State Department Blogs Abroad
The Washington Post ran a story today about a new State Department "digital outreach team" that posts to influential Arabic blogs.
The State Department team's approach is to join a blog's conversation, often when it turns to the motivation for U.S. policy toward Iraq, and when others are claiming that the U.S. occupation is meant to help Israel or to secure oil. "Our job is to address that motivation issue and show them that that's not the motivation," MacInnes said."You can't just say, 'Well, here's our policy,' and drop it into the blog. You have to have what I call a bridge," MacInnes said.

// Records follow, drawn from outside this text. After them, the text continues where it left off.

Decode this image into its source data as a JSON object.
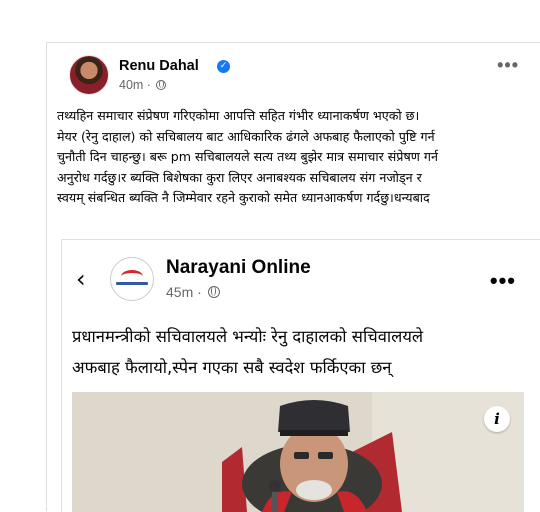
{
  "post": {
    "author": "Renu Dahal",
    "time": "40m",
    "more_label": "•••",
    "verified_symbol": "✓",
    "text_lines": [
      "तथ्यहिन समाचार संप्रेषण गरिएकोमा आपत्ति सहित गंभीर ध्यानाकर्षण भएको छ।",
      "मेयर (रेनु दाहाल) को सचिबालय बाट आधिकारिक ढंगले अफबाह फैलाएको पुष्टि गर्न",
      "चुनौती दिन चाहन्छु। बरू pm सचिबालयले सत्य तथ्य बुझेर मात्र समाचार संप्रेषण गर्न",
      "अनुरोध गर्दछु।र ब्यक्ति बिशेषका कुरा लिएर अनाबश्यक सचिबालय संग नजोड्न र",
      "स्वयम् संबन्धित ब्यक्ति नै जिम्मेवार रहने कुराको समेत ध्यानआकर्षण गर्दछु।धन्यबाद"
    ]
  },
  "shared": {
    "back_symbol": "‹",
    "page_name": "Narayani Online",
    "time": "45m",
    "more_label": "•••",
    "headline_lines": [
      "प्रधानमन्त्रीको सचिवालयले भन्योः रेनु दाहालको सचिवालयले",
      "अफबाह फैलायो,स्पेन गएका सबै स्वदेश फर्किएका छन्"
    ],
    "info_symbol": "i"
  },
  "colors": {
    "link_blue": "#1877f2",
    "meta_gray": "#65676b",
    "text": "#050505"
  },
  "icons": [
    "globe-icon",
    "verified-badge-icon",
    "back-icon",
    "more-icon",
    "info-icon"
  ]
}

He then described using a sporting or current event or even poetry that would "allow one to get to be in a conversational mode with people."

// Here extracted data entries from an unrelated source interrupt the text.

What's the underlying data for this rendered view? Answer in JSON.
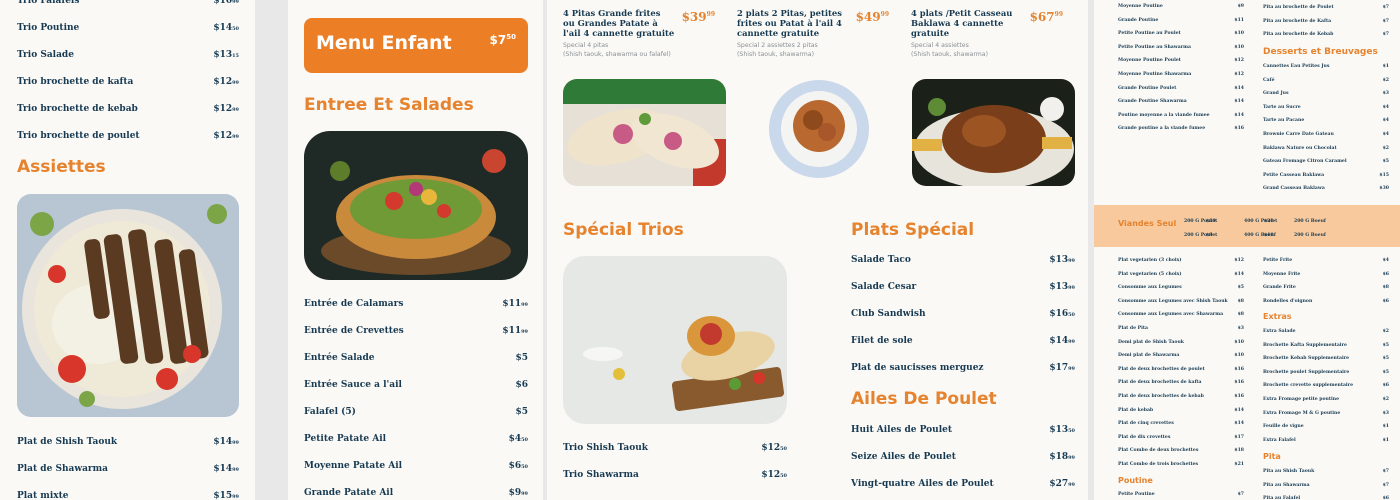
{
  "p1": {
    "items_top": [
      {
        "name": "Trio Falafels",
        "price": "$10",
        "cents": "99"
      },
      {
        "name": "Trio Poutine",
        "price": "$14",
        "cents": "50"
      },
      {
        "name": "Trio Salade",
        "price": "$13",
        "cents": "15"
      },
      {
        "name": "Trio brochette de kafta",
        "price": "$12",
        "cents": "99"
      },
      {
        "name": "Trio brochette de kebab",
        "price": "$12",
        "cents": "99"
      },
      {
        "name": "Trio brochette de poulet",
        "price": "$12",
        "cents": "99"
      }
    ],
    "heading": "Assiettes",
    "items_bottom": [
      {
        "name": "Plat de Shish Taouk",
        "price": "$14",
        "cents": "99"
      },
      {
        "name": "Plat de Shawarma",
        "price": "$14",
        "cents": "99"
      },
      {
        "name": "Plat mixte",
        "price": "$15",
        "cents": "99"
      }
    ]
  },
  "p2": {
    "banner_title": "Menu Enfant",
    "banner_price": "$7",
    "banner_cents": "50",
    "heading": "Entree Et Salades",
    "items": [
      {
        "name": "Entrée de Calamars",
        "price": "$11",
        "cents": "99"
      },
      {
        "name": "Entrée de Crevettes",
        "price": "$11",
        "cents": "99"
      },
      {
        "name": "Entrée Salade",
        "price": "$5",
        "cents": ""
      },
      {
        "name": "Entrée Sauce a l'ail",
        "price": "$6",
        "cents": ""
      },
      {
        "name": "Falafel (5)",
        "price": "$5",
        "cents": ""
      },
      {
        "name": "Petite Patate Ail",
        "price": "$4",
        "cents": "50"
      },
      {
        "name": "Moyenne Patate Ail",
        "price": "$6",
        "cents": "50"
      },
      {
        "name": "Grande Patate Ail",
        "price": "$9",
        "cents": "99"
      }
    ]
  },
  "p3": {
    "combos": [
      {
        "title": "4 Pitas Grande frites ou Grandes Patate à l'ail 4 cannette gratuite",
        "price": "$39",
        "cents": "99",
        "sub1": "Special 4 pitas",
        "sub2": "(Shish taouk, shawarma ou falafel)"
      },
      {
        "title": "2 plats 2 Pitas, petites frites ou Patat à l'ail 4 cannette gratuite",
        "price": "$49",
        "cents": "99",
        "sub1": "Special 2 assiettes 2 pitas",
        "sub2": "(Shish taouk, shawarma)"
      },
      {
        "title": "4 plats /Petit Casseau Baklawa 4 cannette gratuite",
        "price": "$67",
        "cents": "99",
        "sub1": "Special 4 assiettes",
        "sub2": "(Shish taouk, shawarma)"
      }
    ],
    "trios_heading": "Spécial Trios",
    "trios": [
      {
        "name": "Trio Shish Taouk",
        "price": "$12",
        "cents": "50"
      },
      {
        "name": "Trio Shawarma",
        "price": "$12",
        "cents": "50"
      }
    ],
    "plats_heading": "Plats Spécial",
    "plats": [
      {
        "name": "Salade Taco",
        "price": "$13",
        "cents": "99"
      },
      {
        "name": "Salade Cesar",
        "price": "$13",
        "cents": "99"
      },
      {
        "name": "Club Sandwish",
        "price": "$16",
        "cents": "50"
      },
      {
        "name": "Filet de sole",
        "price": "$14",
        "cents": "99"
      },
      {
        "name": "Plat de saucisses merguez",
        "price": "$17",
        "cents": "99"
      }
    ],
    "ailes_heading": "Ailes De Poulet",
    "ailes": [
      {
        "name": "Huit Ailes de Poulet",
        "price": "$13",
        "cents": "50"
      },
      {
        "name": "Seize Ailes de Poulet",
        "price": "$18",
        "cents": "99"
      },
      {
        "name": "Vingt-quatre Ailes de Poulet",
        "price": "$27",
        "cents": "99"
      }
    ]
  },
  "p4": {
    "left_top": [
      {
        "name": "Moyenne Poutine",
        "price": "$9"
      },
      {
        "name": "Grande Poutine",
        "price": "$11"
      },
      {
        "name": "Petite Poutine au Poulet",
        "price": "$10"
      },
      {
        "name": "Petite Poutine au Shawarma",
        "price": "$10"
      },
      {
        "name": "Moyenne Poutine Poulet",
        "price": "$12"
      },
      {
        "name": "Moyenne Poutine Shawarma",
        "price": "$12"
      },
      {
        "name": "Grande Poutine Poulet",
        "price": "$14"
      },
      {
        "name": "Grande Poutine Shawarma",
        "price": "$14"
      },
      {
        "name": "Poutine moyenne a la viande fumee",
        "price": "$14"
      },
      {
        "name": "Grande poutine a la viande fumee",
        "price": "$16"
      }
    ],
    "right_top": [
      {
        "name": "Pita au brochette de Poulet",
        "price": "$7"
      },
      {
        "name": "Pita au brochette de Kafta",
        "price": "$7"
      },
      {
        "name": "Pita au brochette de Kebab",
        "price": "$7"
      }
    ],
    "desserts_heading": "Desserts et Breuvages",
    "desserts": [
      {
        "name": "Cannettes Eau Petites Jus",
        "price": "$1"
      },
      {
        "name": "Café",
        "price": "$2"
      },
      {
        "name": "Grand Jus",
        "price": "$3"
      },
      {
        "name": "Tarte au Sucre",
        "price": "$4"
      },
      {
        "name": "Tarte au Pacane",
        "price": "$4"
      },
      {
        "name": "Brownie Carre Date Gateau",
        "price": "$4"
      },
      {
        "name": "Baklawa Nature ou Chocolat",
        "price": "$2"
      },
      {
        "name": "Gateau Fromage Citron Caramel",
        "price": "$5"
      },
      {
        "name": "Petite Casseau Baklawa",
        "price": "$15"
      },
      {
        "name": "Grand Casseau Baklawa",
        "price": "$30"
      }
    ],
    "band_heading": "Viandes Seul",
    "band_items": [
      "200 G Poulet",
      "$10",
      "400 G Poulet",
      "$20",
      "200 G Boeuf",
      "200 G Poulet",
      "$9",
      "400 G Boeuf",
      "$18",
      "200 G Boeuf"
    ],
    "left_bottom": [
      {
        "name": "Plat vegetarien (3 choix)",
        "price": "$12"
      },
      {
        "name": "Plat vegetarien (5 choix)",
        "price": "$14"
      },
      {
        "name": "Consomme aux Legumes",
        "price": "$5"
      },
      {
        "name": "Consomme aux Legumes avec Shish Taouk",
        "price": "$8"
      },
      {
        "name": "Consomme aux Legumes avec Shawarma",
        "price": "$8"
      },
      {
        "name": "Plat de Pita",
        "price": "$3"
      },
      {
        "name": "Demi plat de Shish Taouk",
        "price": "$10"
      },
      {
        "name": "Demi plat de Shawarma",
        "price": "$10"
      },
      {
        "name": "Plat de deux brochettes de poulet",
        "price": "$16"
      },
      {
        "name": "Plat de deux brochettes de kafta",
        "price": "$16"
      },
      {
        "name": "Plat de deux brochettes de kebab",
        "price": "$16"
      },
      {
        "name": "Plat de kebab",
        "price": "$14"
      },
      {
        "name": "Plat de cinq crevettes",
        "price": "$14"
      },
      {
        "name": "Plat de dix crevettes",
        "price": "$17"
      },
      {
        "name": "Plat Combo de deux brochettes",
        "price": "$18"
      },
      {
        "name": "Plat Combo de trois brochettes",
        "price": "$21"
      }
    ],
    "poutine_heading": "Poutine",
    "poutine": [
      {
        "name": "Petite Poutine",
        "price": "$7"
      }
    ],
    "right_bottom": [
      {
        "name": "Petite Frite",
        "price": "$4"
      },
      {
        "name": "Moyenne Frite",
        "price": "$6"
      },
      {
        "name": "Grande Frite",
        "price": "$8"
      },
      {
        "name": "Rondelles d'oignon",
        "price": "$6"
      }
    ],
    "extras_heading": "Extras",
    "extras": [
      {
        "name": "Extra Salade",
        "price": "$2"
      },
      {
        "name": "Brochette Kafta Supplementaire",
        "price": "$5"
      },
      {
        "name": "Brochette Kebab Supplementaire",
        "price": "$5"
      },
      {
        "name": "Brochette poulet Supplementaire",
        "price": "$5"
      },
      {
        "name": "Brochette crevette supplementaire",
        "price": "$6"
      },
      {
        "name": "Extra Fromage petite poutine",
        "price": "$2"
      },
      {
        "name": "Extra Fromage M & G poutine",
        "price": "$3"
      },
      {
        "name": "Feuille de vigne",
        "price": "$1"
      },
      {
        "name": "Extra Falafel",
        "price": "$1"
      }
    ],
    "pita_heading": "Pita",
    "pita": [
      {
        "name": "Pita au Shish Taouk",
        "price": "$7"
      },
      {
        "name": "Pita au Shawarma",
        "price": "$7"
      },
      {
        "name": "Pita au Falafel",
        "price": "$6"
      }
    ]
  }
}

This is a tricky operation: the conversational blogging format isn't particularly amenable to official government spokes-speak. And of course blogging isn't known as the go-to method for changing minds on an issue -- most blogs preach to the converted as a rule. But it seems that this particular team isn't getting shouted out of the digital room. It's encouraging to hear that somewhere within our public diplomacy apparatus, there is a real conversation happening, with real differences of opinion aired:
Even though the State Department employees were not going into hard-core terrorist sites, the worry, MacInnes said, was that after identifying themselves and using their own names, "we would be, in the parlance of the Internet, 'flamed' when we come on" -- meaning their entries would be subjected to intense attacks.They were not, and there were such posts as, "We don't like your policies but we're sure glad you're here talking to us about it," MacInnes said. As a result, State is expanding the team to six speakers of Arabic, two of Persian and one of Urdu.